Na de Zeevolken (2)

[Tweede deel van een bespreking van Eric Cline, After 1177 BC. The Survival of Civilizations; het eerste deel was hier.]

Data, informatie, interpretatie, model

Het oudheidkundig wetenschappelijk proces bestaat, grosso modo, uit vier stappen. We beginnen met het verzamelen van data. Die worden in verband gebracht met andere data en zo veranderen ze in informatie. Dan volgt een eerste interpretatie, waarna we tot slot de grote synthese kunnen schrijven vanuit een vaak sociaalwetenschappelijk model. Dat is ook wat Cline doet. Bij het beschrijven van de tijd na de Zeevolken gebruikt hij resilience theory, ofwel inzichten over de veerkracht van een samenleving. Daarmee is hij de enige niet. Kyle Harper deed het in The Fate of Rome (2017).

Cline benut als leidraad het IPCC-rapport uit 2012, gewijd aan de wijze waarop de mensheid zich kan aanpassen aan veranderend klimaat. Daaraan ontleent hij een helder begrippenapparaat. De Assyriërs, Babyloniërs en Egyptenaren hadden het vermogen om tegenslagen te absorberen, wellicht doordat ze een stabiele agrarische sector hadden (Eufraat, Tigris, Nijl). Voor hun waren de problemen iets waarmee viel om te gaan. (Het onvertaalbare Engelse woord is coping.) De Neo-Hittiten pasten zich aan (adapting) en de Feniciërs en Cyprioten transformeerden zichzelf. De crisis van de een is de kans van de ander. En dat is een aanzienlijk genuanceerder beeld dan het eenzijdige “instorting”.

Cline beschrijft dus de door dataschaarste slecht kenbare eeuwen na de Zeevolken aan de hand van een model dat is gebaseerd op moderne en veel robuustere data. Het begrippenapparaat is solide, maar Cline is de eerste om te erkennen dat de data schaars en multi-interpretabel zijn. Egypte was misschien iets minder fragiel dan hij het heeft gepresenteerd, schrijft hij ergens. After 1177 BC is bedoeld als “beginning the discussion, not ending it”.

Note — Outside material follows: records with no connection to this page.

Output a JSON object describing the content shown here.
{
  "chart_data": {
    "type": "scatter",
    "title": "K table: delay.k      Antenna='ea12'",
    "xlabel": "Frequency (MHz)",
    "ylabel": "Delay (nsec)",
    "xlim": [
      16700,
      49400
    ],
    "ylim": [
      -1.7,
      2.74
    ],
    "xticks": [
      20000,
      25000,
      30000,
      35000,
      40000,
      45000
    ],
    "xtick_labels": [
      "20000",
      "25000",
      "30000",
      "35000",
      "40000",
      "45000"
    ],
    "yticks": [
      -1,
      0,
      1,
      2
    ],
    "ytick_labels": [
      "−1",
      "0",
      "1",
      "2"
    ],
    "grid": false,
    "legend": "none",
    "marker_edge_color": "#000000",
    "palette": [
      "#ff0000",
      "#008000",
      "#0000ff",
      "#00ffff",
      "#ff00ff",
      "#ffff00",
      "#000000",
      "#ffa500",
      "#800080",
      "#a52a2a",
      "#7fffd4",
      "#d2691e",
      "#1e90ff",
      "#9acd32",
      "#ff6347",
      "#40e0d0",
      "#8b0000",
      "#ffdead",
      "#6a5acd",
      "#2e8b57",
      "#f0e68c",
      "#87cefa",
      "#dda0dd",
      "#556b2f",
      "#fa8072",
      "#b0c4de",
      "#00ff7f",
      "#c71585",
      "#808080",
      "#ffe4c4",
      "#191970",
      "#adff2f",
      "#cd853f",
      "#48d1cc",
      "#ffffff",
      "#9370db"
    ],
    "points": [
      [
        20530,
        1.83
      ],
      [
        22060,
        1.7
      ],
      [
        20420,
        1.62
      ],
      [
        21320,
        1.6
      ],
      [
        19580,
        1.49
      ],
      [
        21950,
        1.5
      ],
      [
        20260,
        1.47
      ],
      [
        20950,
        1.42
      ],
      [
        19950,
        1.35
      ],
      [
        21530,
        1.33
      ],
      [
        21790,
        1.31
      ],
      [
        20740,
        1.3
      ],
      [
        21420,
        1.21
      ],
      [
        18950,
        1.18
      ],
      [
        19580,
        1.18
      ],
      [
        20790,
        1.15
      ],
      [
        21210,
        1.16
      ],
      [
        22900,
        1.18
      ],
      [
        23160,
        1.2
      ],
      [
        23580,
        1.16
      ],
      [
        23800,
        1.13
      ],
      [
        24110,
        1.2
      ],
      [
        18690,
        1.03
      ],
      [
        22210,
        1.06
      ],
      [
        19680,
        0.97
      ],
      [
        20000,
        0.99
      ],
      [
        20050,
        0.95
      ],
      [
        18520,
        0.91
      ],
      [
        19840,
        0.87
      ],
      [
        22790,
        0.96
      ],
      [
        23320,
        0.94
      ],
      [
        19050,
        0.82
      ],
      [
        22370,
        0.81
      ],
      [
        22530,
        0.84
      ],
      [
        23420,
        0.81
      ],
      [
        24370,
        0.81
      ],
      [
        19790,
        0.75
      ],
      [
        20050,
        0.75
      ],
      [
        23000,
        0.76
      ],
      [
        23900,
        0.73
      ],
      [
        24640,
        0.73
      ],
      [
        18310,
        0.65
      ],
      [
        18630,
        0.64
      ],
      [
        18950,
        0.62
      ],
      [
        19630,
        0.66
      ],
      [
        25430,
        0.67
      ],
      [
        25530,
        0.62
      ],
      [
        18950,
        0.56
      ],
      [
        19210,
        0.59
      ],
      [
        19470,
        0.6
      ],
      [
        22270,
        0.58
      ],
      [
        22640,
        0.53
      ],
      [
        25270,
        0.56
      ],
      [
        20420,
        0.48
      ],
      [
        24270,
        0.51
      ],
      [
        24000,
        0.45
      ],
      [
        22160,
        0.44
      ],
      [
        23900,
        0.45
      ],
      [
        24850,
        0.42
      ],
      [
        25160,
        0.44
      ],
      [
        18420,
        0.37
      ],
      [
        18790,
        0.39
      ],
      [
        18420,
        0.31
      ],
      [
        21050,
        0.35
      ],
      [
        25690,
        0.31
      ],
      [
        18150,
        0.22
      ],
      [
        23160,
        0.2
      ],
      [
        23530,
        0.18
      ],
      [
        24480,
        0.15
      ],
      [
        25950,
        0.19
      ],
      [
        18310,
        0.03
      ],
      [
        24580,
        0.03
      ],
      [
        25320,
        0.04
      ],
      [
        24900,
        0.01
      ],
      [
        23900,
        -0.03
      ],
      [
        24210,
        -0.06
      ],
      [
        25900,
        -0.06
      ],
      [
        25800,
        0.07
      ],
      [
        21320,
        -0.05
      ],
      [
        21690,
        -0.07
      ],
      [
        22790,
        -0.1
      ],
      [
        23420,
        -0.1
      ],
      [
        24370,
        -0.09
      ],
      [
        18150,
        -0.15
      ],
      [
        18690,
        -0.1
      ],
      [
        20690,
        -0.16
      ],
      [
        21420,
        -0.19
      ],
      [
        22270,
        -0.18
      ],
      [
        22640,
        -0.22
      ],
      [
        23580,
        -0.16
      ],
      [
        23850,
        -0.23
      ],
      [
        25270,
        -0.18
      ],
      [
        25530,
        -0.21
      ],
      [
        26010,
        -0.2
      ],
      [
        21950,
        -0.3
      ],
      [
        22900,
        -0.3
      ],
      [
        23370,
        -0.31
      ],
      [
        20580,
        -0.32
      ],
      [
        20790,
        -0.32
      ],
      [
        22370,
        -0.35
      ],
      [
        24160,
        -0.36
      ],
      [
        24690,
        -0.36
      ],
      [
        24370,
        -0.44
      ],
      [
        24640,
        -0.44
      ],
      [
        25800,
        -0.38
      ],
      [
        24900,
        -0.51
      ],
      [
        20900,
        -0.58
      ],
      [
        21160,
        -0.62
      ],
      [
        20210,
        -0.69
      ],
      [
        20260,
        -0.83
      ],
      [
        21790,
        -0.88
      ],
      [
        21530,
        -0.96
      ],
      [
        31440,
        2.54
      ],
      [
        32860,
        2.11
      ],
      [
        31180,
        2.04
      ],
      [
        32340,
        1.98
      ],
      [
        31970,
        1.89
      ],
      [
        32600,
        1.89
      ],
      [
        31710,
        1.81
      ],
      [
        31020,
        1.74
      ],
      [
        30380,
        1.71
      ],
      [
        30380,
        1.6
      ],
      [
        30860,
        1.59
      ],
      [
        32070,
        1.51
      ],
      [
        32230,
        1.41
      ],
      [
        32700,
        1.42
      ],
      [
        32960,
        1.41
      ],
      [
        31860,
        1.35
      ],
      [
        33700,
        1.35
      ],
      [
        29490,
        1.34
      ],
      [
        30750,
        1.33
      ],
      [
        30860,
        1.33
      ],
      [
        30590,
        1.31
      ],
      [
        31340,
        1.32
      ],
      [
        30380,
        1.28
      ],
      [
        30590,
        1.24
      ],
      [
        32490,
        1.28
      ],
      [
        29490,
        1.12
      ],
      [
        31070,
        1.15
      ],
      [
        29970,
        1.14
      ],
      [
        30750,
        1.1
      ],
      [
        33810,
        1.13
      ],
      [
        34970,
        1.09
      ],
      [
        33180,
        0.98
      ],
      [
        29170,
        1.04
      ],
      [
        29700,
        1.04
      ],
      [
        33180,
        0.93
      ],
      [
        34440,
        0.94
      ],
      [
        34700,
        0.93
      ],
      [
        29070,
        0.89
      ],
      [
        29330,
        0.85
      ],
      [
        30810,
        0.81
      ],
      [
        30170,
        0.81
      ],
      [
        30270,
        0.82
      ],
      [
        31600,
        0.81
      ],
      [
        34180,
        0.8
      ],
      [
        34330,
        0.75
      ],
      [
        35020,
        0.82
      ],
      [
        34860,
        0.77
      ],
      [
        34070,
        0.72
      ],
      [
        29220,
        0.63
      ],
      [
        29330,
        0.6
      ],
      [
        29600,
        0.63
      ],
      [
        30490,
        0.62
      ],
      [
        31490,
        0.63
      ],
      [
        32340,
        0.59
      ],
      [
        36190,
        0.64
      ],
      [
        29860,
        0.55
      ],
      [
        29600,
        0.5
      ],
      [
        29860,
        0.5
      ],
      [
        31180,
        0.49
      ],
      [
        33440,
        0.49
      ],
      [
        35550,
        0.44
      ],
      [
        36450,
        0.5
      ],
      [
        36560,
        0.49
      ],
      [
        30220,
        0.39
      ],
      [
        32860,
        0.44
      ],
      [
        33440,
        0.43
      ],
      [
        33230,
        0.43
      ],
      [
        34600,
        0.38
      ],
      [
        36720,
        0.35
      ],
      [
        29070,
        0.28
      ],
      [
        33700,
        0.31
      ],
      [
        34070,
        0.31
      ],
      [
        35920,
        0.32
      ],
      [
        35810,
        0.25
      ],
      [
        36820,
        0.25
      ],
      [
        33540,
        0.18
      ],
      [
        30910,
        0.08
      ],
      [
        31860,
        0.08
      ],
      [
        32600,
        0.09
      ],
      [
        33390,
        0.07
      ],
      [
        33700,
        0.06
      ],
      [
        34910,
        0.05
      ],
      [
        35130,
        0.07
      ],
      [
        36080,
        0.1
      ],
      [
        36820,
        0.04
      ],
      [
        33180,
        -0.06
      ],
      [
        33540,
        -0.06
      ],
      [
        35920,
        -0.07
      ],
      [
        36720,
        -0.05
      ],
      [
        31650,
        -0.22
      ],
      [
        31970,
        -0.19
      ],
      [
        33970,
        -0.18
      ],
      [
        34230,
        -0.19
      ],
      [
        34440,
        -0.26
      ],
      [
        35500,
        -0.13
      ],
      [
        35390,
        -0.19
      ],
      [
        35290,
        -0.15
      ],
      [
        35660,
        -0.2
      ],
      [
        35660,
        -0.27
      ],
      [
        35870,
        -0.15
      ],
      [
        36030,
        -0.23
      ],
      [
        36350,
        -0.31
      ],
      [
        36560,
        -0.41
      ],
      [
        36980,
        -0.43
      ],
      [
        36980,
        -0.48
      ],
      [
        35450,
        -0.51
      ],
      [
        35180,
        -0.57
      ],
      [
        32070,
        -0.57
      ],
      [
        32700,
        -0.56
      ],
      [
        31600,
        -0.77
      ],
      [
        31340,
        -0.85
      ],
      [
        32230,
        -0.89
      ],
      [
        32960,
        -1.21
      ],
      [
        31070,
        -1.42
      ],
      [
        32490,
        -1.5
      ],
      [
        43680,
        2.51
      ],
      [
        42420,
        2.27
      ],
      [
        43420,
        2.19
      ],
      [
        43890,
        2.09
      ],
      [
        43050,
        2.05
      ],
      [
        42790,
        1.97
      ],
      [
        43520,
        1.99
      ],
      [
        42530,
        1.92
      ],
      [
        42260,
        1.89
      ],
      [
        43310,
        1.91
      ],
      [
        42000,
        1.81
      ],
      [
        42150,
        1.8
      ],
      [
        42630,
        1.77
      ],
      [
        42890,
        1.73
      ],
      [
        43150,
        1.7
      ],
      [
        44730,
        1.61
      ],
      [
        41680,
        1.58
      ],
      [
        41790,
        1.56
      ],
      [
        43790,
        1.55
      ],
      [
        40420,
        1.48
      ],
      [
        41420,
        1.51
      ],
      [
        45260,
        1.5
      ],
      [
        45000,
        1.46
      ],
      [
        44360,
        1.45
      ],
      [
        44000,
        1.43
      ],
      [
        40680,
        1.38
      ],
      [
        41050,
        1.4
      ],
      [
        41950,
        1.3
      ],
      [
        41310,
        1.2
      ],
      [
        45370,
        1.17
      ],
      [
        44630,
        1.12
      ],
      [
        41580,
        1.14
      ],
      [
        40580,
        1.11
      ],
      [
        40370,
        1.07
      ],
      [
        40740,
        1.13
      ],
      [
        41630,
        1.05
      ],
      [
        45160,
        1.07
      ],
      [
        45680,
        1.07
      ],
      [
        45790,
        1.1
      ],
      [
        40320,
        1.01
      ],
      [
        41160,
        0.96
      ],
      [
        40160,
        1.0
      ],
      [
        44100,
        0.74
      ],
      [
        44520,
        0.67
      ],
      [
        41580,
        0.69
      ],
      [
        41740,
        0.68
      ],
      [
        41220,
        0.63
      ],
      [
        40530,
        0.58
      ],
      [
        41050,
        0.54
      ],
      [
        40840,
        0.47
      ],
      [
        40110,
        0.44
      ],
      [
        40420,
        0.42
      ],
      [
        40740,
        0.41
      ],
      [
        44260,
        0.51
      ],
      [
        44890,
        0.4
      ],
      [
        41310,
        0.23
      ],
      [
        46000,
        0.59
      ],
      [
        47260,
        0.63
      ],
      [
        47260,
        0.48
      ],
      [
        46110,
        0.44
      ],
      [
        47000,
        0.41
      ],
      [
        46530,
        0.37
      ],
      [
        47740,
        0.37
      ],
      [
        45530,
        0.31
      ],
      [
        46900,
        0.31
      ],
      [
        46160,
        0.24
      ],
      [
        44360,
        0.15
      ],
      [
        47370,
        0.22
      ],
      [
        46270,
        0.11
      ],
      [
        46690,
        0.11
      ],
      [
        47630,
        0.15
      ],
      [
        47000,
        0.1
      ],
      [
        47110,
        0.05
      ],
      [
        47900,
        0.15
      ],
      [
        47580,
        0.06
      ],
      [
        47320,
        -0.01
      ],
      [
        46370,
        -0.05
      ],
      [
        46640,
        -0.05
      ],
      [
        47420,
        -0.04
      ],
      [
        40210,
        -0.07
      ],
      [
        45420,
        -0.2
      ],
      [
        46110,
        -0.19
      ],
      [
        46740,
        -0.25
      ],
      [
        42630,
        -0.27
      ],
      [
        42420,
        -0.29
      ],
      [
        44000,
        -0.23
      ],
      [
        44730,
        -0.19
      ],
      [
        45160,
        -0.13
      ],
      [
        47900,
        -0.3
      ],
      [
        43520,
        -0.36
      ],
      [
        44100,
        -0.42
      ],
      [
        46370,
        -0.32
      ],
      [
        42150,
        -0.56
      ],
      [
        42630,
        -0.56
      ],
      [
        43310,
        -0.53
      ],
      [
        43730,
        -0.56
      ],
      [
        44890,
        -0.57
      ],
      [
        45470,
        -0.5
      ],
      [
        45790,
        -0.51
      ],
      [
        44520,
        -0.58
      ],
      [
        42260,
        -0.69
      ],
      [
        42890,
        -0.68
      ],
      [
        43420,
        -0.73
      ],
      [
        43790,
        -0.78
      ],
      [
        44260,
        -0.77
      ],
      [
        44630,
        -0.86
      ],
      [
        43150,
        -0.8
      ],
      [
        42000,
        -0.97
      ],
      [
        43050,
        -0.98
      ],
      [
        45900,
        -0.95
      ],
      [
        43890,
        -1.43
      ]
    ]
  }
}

Advies van de wereld na de Zeevolken?

Hij eindigt, zoals gezegd, met een zevental adviezen aan onze tijd. Die zijn zinvol genoeg om te herhalen:

  1. Zorg voor diverse plannen om op terug te vallen
  2. Wees flexibel genoeg om klappen op te vangen en sterk genoeg om vijandelijke aanvallen af te slaan
  3. Zorg dat je jezelf kunt onderhouden, maar wees niet bang vrienden om hulp te vragen
  4. Wees innovatief en vindingrijk; zet in op adaptatie, niet op coping
  5. Wees voorbereid op extreem weer
  6. Zorg voor een betrouwbare watervoorziening
  7. Houd de werkende klasse tevreden

Ik wil dit best nemen als leidraad voor de toekomst van onze planeet, want dit is gebaseerd op harde informatie uit onze tijd. Maar laten we niet pretenderen dat dit lessen zijn die wij leren van de Vroege IJzertijd, want daarover weten we simpelweg te weinig.

Kortom

Laat ik samenvatten. Ik voor mij ben er geen voorstander dat oudheidkundigen hun weinig robuuste kennis van een agrarisch verleden gebruiken om lessen te geven aan een postindustrieel heden waarover we wél robuuste informatie hebben.  Streven naar relevantie is de vijand van de geschiedenis en oudheidkunde is zinvol op andere manieren.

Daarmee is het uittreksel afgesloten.